Jitsi is geweldig. De performance is zo enorm veel beter dan dat stroperige gedrocht MS Teams dat we op het werk gebruiken. En het prioritiseert frame rate over beeldkwaliteit en dat is fijn want daardoor kan je subtiele uitdrukkingen makkelijker herkennen. De laatste maanden kan Teams niet eens meer goed de status van gesprekspartners bijhouden, die blijft vaak hangen en als je dan op zo'n gesprek klikt dan wordt de status opeens bijgewerkt naar de huidige.
En het heeft niet de smerige trucjes van Zoom dat bijvoorbeeld een rootkit installeerde op Macs.

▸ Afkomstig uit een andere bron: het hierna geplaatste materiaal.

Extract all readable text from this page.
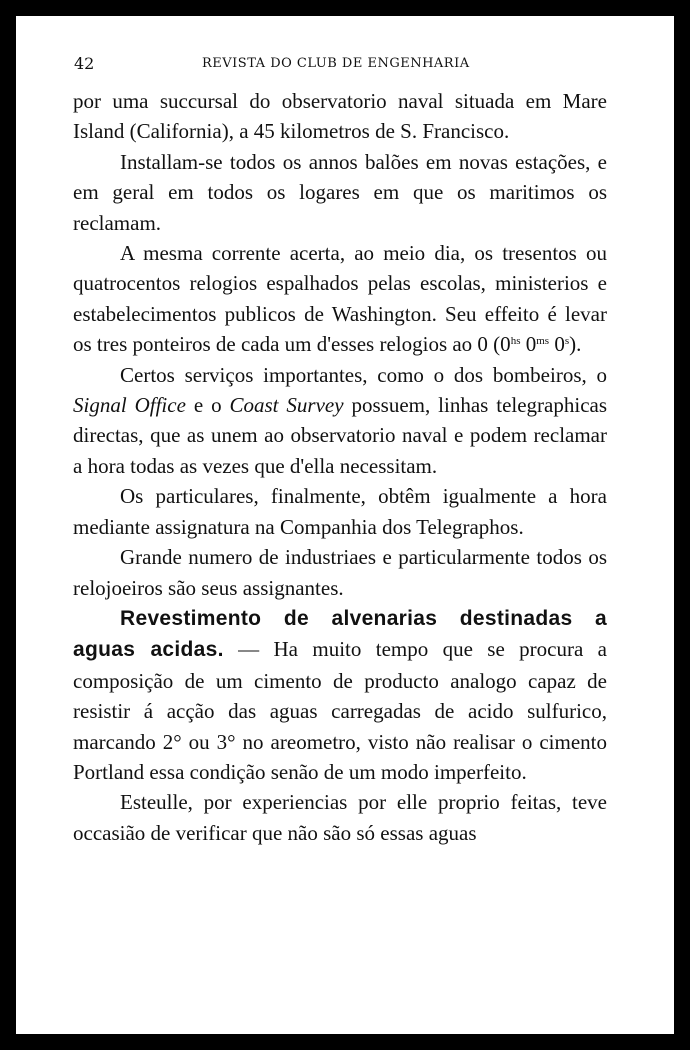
42	REVISTA DO CLUB DE ENGENHARIA

por uma succursal do observatorio naval situada em Mare Island (California), a 45 kilometros de S. Francisco.

Installam-se todos os annos balões em novas estações, e em geral em todos os logares em que os maritimos os reclamam.

A mesma corrente acerta, ao meio dia, os tresentos ou quatrocentos relogios espalhados pelas escolas, ministerios e estabelecimentos publicos de Washington. Seu effeito é levar os tres ponteiros de cada um d'esses relogios ao 0 ($0^{hs}$ $0^{ms}$ 0$^s$).

Certos serviços importantes, como o dos bombeiros, o Signal Office e o Coast Survey possuem, linhas telegraphicas directas, que as unem ao observatorio naval e podem reclamar a hora todas as vezes que d'ella necessitam.

Os particulares, finalmente, obtêm igualmente a hora mediante assignatura na Companhia dos Telegraphos.

Grande numero de industriaes e particularmente todos os relojoeiros são seus assignantes.

Revestimento de alvenarias destinadas a aguas acidas. — Ha muito tempo que se procura a composição de um cimento de producto analogo capaz de resistir á acção das aguas carregadas de acido sulfurico, marcando 2° ou 3° no areometro, visto não realisar o cimento Portland essa condição senão de um modo imperfeito.

Esteulle, por experiencias por elle proprio feitas, teve occasião de verificar que não são só essas aguas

En nog weigerde die te verwijderen ook todat Apple dat voor ze deed. Omgekeerde wereld.
Overigens heb ik het niet self hosted, ik gebruik gewoon de open server https://meet.jit.si
[Reactie gewijzigd door GekkePrutser op 22 juli 2024 18:51]
Werkt goed, op mijn werk gebruiken we het sinds begin Corona (vanwege veiligheid) voor bepaalde meetings i.p.v. Teams. In de eerste paar maanden was het nog wat vallen en opstaan, maar tegenwoordig een goed programma.
https://meet.jit.si/ kwaliteit is zelfs bij 1 op 1 van dial-up kwaliteit of minder. Ik hoor al jaren hoog opgegeven worden van Jitsi, maar in de praktijk is de ervaring zo, dat je zegt alles behalve Jitsi.
Eens kijken of ik bij de reacties blijf kunnen want dit is gratis artikel 1.
Ik pas Jitsi al toe sinds het begin van de pandemie in de GGZ instelling waar ik werk. Ik had het gelukkig al veel eerder ontdekt waardoor ik binnen een paar dagen de behandelaren aan het videobellen had. Het moeilijkste was om genoeg webcams bij elkaar te sprokkelen
De behandelaren zijn er zeer over te spreken en de cliënten ook, alleen videobellen als vervanger van fysieke sessies is er niet bij behandelaren en cliënten.
Een aantal behandelaren vroegen hoe dit gratis kon zijn zonder dat er informatie verkocht wordt. Zie je maar weer hoe mensen denken over Big Tech en hun verdienmodel.